A terceira categoria, atomização, situa o ciberespaço não em um mundo paralelo, mas presente no mundo natural, como elementos atômicos. Sensores, câmeras e outros dispositivos identificam elementos do mundo natural, filtrando-os e identificando-os enquanto ações que determinam novas ações de sistema. Movimentos, gestos, cores, localização, posicionamento, voz, fala, ruído, qualquer elemento previamente determinado como acionador do sistema pode ser usado, de modo a atualizar informações virtualizadas em interfaces variadas, seja de entrada seja de saída do sistema. Aqui as interfaces são das três categorias: físicas, perceptivas e cognitivas 1. O ciberespaço, antes de estar para além das interfaces, situa-se para aquém delas, no mesmo espaço usado pelo corpo próprio, o mundo natural.

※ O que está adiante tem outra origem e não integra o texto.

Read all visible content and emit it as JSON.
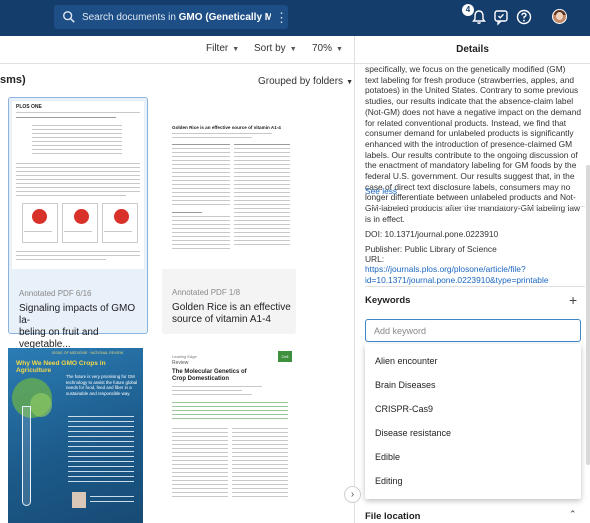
{
  "search": {
    "prefix": "Search documents in ",
    "bold": "GMO (Genetically Modified ..."
  },
  "header": {
    "notification_count": "4"
  },
  "toolbar": {
    "filter": "Filter",
    "sort": "Sort by",
    "zoom": "70%"
  },
  "main": {
    "section_title": "sms)",
    "grouped_label": "Grouped by folders",
    "cards": [
      {
        "meta": "Annotated PDF  6/16",
        "title_line1": "Signaling impacts of GMO la-",
        "title_line2": "beling on fruit and vegetable..."
      },
      {
        "meta": "Annotated PDF  1/8",
        "title_line1": "Golden Rice is an effective",
        "title_line2": "source of vitamin A1-4"
      }
    ],
    "thumb1": {
      "header": "PLOS ONE"
    },
    "thumb2": {
      "title": "Golden Rice is an effective source of vitamin A1-4"
    },
    "thumb3": {
      "title": "Why We Need GMO Crops in Agriculture",
      "kicker": "ISSUE OF MEDICINE · NATIONAL REVIEW",
      "body": "The future is very promising for GM technology to assist the future global needs for food, feed and fiber in a sustainable and responsible way."
    },
    "thumb4": {
      "title": "The Molecular Genetics of Crop Domestication",
      "kicker": "Leading Edge",
      "sub": "Review",
      "tag": "Cell"
    }
  },
  "details": {
    "title": "Details",
    "abstract": "specifically, we focus on the genetically modified (GM) text labeling for fresh produce (strawberries, apples, and potatoes) in the United States. Contrary to some previous studies, our results indicate that the absence-claim label (Not-GM) does not have a negative impact on the demand for related conventional products. Instead, we find that consumer demand for unlabeled products is significantly enhanced with the introduction of presence-claimed GM labels. Our results contribute to the ongoing discussion of the enactment of mandatory labeling for GM foods by the federal U.S. government. Our results suggest that, in the case of direct text disclosure labels, consumers may no longer differentiate between unlabeled products and Not-GM-labeled products after the mandatory-GM labeling law is in effect.",
    "see_less": "See less",
    "publisher_label": "Publisher:",
    "publisher": "Public Library of Science",
    "doi_label": "DOI:",
    "doi": "10.1371/journal.pone.0223910",
    "url_label": "URL:",
    "url": "https://journals.plos.org/plosone/article/file?id=10.1371/journal.pone.0223910&type=printable",
    "keywords_title": "Keywords",
    "keyword_placeholder": "Add keyword",
    "keyword_options": [
      "Alien encounter",
      "Brain Diseases",
      "CRISPR-Cas9",
      "Disease resistance",
      "Edible",
      "Editing"
    ],
    "file_location": "File location"
  }
}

Cada vez menos é necessário se falar em ciberespaço. Na sala de aula, eu estou em contato físico com os estudantes, mas ao mesmo tempo estou usando uma tela de projeção conectada. Portanto, estamos nos apropriando de elementos que estão absolutamente incorporados àquele ambiente físico e que são coisas que estão no chamado ciberespaço. […] Essas fronteiras deixam de existir. (PALÁCIOS, 2009, 254)
Embora boa parte da cultura ainda se refira ao ciberespaço a partir da categoria do paralelismo, nota-se claramente uma mudança de curso, tanto em concepções teóricas quanto de mercado. Em filmes como Matrix e Avatar temos a ideia de migração da mente, que deixa o corpo e assume outro corpo, digital no primeiro caso e biológico, porém artificial, no segundo. E se na primeira categoria, paralelismo, o corpo próprio era elemento obsoleto, relegado a uma função quase banal e dispensável, ele recupera importância na terceira categoria, atomização, sendo o grande responsável pelos acionamentos das interfaces computacionais. Na verdade, no paralelismo, o corpo não era dispensável, mas seus movimentos eram minimizados, com as mãos realizando os movimentos de condução do mouse e acionamento do teclado, enquanto o olhar vasculhava as imagens sintéticas das interfaces gráficas. Com a atomização o corpo ganha espaço e pede passagem, com a incorporação de gestos, voz, movimentos amplos. Para se jogar com o Wii, da Nintendo, o corpo todo é convocado para a ação. O Projeto Natal, da Microsoft segue o mesmo caminho, eliminando a figura do avatar e mantendo o corpo próprio como elemento de jogo. Porém, não se fala mais em entrar no ciberespaço, mas o ciberespaço, enquanto noção de espacialidade tecnológica de acionamentos e interatividade, se acomoda em volta do corpo, observado agora por câmeras e sensores que possibilitam ao sistema identificar deslocamentos, movimentos, gestos, sons, a própria fala. Não é o usuário que entra e navega no ciberespaço, é o ciberespaço que se lança no mundo natural, tornando-se cada vez mais pertencente a este, um elemento dele. Desfaz-se, e tardiamente, o equívoco conceitual de oposição entre real e virtual, e problematiza a definição de interface, visto que não é mais possível sustentar a afirmação de a interface ser um elemento que separa dois mundos, ou mesmo que os une. Não existem dois mundos, apenas um, o que conhecemos. Heim, já em 1993, mostrava o caminho de reconhecimento do ciberespaço, composto de um modelo ou mapa mental – daí o vínculo com a ideia de alucinação consensual de Gibson – e o leiaute da interface gráfica.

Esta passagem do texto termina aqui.